Ketujuh, olahraga. Bukan hanya agar sehat atau cantik, namun berolahraga apapun jenisnya, membantu bahagia. Sebab ketika berolahraga, cairan endorphin (yang menghasilkan rasa senang) keluar dari dari tubuh. Kedelapan, berkarya (stay productive).

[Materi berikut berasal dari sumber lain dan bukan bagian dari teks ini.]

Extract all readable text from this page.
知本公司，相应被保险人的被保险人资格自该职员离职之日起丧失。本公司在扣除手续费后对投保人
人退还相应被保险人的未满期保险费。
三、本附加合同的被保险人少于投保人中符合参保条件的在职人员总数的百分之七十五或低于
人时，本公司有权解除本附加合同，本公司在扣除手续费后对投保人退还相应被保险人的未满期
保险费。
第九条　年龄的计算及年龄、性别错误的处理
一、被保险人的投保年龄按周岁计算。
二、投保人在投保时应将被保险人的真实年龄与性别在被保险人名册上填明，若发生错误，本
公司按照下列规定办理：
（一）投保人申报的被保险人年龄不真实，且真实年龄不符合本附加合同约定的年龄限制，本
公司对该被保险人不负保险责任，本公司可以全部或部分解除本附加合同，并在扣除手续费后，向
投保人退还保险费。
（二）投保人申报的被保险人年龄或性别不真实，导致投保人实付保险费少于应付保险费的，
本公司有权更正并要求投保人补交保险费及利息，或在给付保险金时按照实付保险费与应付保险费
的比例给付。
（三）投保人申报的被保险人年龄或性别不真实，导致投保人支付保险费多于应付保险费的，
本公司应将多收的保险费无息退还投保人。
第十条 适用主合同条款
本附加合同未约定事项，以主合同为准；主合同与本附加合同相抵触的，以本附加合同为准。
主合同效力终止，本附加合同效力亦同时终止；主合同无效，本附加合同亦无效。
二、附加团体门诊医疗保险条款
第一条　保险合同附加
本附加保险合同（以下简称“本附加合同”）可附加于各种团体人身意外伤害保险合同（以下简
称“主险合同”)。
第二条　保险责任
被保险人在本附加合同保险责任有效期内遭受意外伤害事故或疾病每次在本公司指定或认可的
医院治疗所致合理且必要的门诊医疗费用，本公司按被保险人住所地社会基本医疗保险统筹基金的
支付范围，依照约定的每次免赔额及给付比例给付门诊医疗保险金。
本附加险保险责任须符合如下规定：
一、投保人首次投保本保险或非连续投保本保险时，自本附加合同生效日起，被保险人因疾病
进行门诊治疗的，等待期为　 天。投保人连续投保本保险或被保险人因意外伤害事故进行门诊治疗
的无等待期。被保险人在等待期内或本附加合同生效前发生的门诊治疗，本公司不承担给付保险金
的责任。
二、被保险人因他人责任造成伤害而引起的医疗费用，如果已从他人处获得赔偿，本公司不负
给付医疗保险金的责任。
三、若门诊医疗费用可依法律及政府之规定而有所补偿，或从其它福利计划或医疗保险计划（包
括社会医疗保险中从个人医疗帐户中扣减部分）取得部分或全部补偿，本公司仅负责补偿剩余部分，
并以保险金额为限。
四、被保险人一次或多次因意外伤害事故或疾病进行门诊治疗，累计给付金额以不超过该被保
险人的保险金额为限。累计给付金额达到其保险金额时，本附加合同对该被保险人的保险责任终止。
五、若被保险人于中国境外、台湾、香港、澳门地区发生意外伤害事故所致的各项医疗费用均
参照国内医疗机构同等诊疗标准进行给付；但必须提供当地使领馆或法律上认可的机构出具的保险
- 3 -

Dalam pengalaman saya, di masa pandemi inilah puncak produktivitas itu. Banyaknya waktu di rumah, di tengah tekanan dalam berbagai hal, justru makin memacu untuk melakukan banyak hal positif. Selama pandemi, saya sudah menerbitkan tiga buku dan satu modul.
Ini adalah waktu yang baik untuk mengasah ide, mengembangkan ilmu dan melatih keterampilan-keterampilan baru. Banyaknya aktivitas yang positif membantu kita mengalihkan perhatian pada pandemi, dan meningkatkan tingkat kepercayaan pada kemampuan diri.
Tips selanjutnya, berhubungan dengan dunia luar (stay connected). Physychal distancing yes, loss connecting, no! Cukup fisik kita yang tak berjumpa, namun hati dan pikiran harus selalu terhubung dengan keluarga jauh, teman main, rekan kerja, dan komunitas sosial kita. Tetap terhubung dengan orang lain membantu kita merasa tidak kesepian atau sendiri menghadapi pandemi. Berhubungan dengan orang-orang positif tentu memotivasi kita menjadi positif pula.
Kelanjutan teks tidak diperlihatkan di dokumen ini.